E por que adoto esse preço de mercado como um indicador claro das mudanças que estamos vivendo? Porque, em 40 anos de atividade profissional, eu nunca tinha vivido a conjugação de três fatos realmente extraordinários: um título denominado em nossa moeda e sem um indexador ligado à inflação ou ao dólar, negociado no mercado internacional e com juros de apenas um dígito. Parece um sonho! Mas gostaria de ir mais longe do que simplesmente dividir meu espanto. Quero explorar, com o leitor da Folha, os reflexos que essa situação inusitada trará para nossa economia e para a vida dos brasileiros.
Uma primeira influência positiva que uma curva de juros de longo prazo, denominada em moeda nacional e sem nenhuma proteção contra inflação e flutuação da taxa de câmbio, traz é a de ampliar os horizontes à atividade econômica. Saímos das amarras do overnight e dos prêmios de risco inaceitáveis para as transações de prazo mais longo e a taxas mais próximas das existentes no mundo emergente. A taxa interna de retorno dos investimentos deve se equilibrar, nas novas condições do mercado, em algo próximo a 12% ao ano, liberando novos investimentos na economia.

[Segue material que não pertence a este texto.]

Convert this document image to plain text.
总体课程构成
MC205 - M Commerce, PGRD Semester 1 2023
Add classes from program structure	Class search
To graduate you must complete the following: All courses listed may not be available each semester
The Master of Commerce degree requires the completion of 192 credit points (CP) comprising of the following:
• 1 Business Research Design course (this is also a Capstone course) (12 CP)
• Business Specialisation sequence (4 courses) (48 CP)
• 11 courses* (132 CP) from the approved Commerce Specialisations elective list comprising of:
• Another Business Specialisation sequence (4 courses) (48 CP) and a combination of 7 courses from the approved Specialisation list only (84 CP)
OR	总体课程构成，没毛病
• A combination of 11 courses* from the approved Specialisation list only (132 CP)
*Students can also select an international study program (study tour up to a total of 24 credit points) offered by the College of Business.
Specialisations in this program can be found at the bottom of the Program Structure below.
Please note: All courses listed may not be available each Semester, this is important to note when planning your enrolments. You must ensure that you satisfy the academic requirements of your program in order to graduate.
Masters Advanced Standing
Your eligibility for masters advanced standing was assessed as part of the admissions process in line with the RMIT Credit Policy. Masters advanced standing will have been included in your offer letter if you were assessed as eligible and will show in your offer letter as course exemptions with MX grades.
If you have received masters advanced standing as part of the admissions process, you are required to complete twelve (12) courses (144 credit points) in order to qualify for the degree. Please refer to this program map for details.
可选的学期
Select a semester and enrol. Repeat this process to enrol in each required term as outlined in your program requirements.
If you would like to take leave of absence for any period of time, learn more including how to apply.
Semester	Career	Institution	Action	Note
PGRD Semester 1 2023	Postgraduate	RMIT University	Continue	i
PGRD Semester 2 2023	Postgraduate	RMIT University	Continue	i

Um segundo ganho será a viabilização de novos mecanismos de divisão e pulverização de riscos por meio do mercado financeiro futuro. Essa é uma característica inerente às economias modernas e que tem permitido uma redução importante da intensidade das crises em momentos de turbulência. Com uma estrutura a termo de taxas de juros mais consistente, uma série de derivativos financeiros, já testados nos mercados internacionais, vai se desenvolver no Brasil. Com isso a eficiência da economia brasileira terá um aumento significativo via um mercado financeiro mais sólido.
Uma terceira resultante será o aumento da oferta de crédito de prazos mais longos via instituições financeiras privadas e mercado de capitais. Já descrevi neste espaço os efeitos incríveis que a extensão dos prazos de financiamento ao consumo vem trazendo para a atividade econômica. Com taxas de juros nominais abaixo de 10% ao ano, uma nova revolução será iniciada, agora no mercado de crédito de hipotecas, segmento em que estamos ainda na rabeira do mundo em desenvolvimento. E isso vai acontecer sem a necessidade da criação de mecanismos oficiais, fora do mercado privado de crédito, como foi o caso de nossa experiência frustrante com o SFH -Sistema Financeiro da Habitação. A participação do governo deverá ser complementar à do mercado, principalmente nos segmentos de menor renda e na garantia de liquidez na parte mais longa dos empréstimos hipotecários.
Finalmente, com os juros convergindo para o nível das taxas internacionais, vai se acelerar a migração de recursos para investimentos em ações e outros instrumentos do mercado de capitais. As empresas brasileiras serão estimuladas a buscar mais capital próprio com novos sócios privados para financiar os negócios, reduzindo sua dependência ao crédito bancário e à geração própria de caixa. Nesse processo, teremos um ganho de eficiência via regras mais rígidas de governança corporativa em nossas empresas. Isso será possível porque os lançamentos de ações de novas empresas vêm ocorrendo no chamado Novo Mercado da Bovespa, criado ainda no período FHC e que tem regras claras nesse campo.
Não poderia deixar de citar o fato de que o desenvolvimento de uma estrutura a termo de taxas de juros via mercado cria uma camisa-de-força para a condução da política econômica. Ela fica refém da racionalidade embutida na construção da curva de juros e, qualquer desvio significativo em relação a ela, será punida imediatamente. Com isso o risco de aventuras populistas fica muito reduzido.

LUIZ CARLOS MENDONÇA DE BARROS, 64, engenheiro e economista, é economista-chefe da Quest Investimentos. Foi presidente do BNDES e ministro das Comunicações (governo FHC).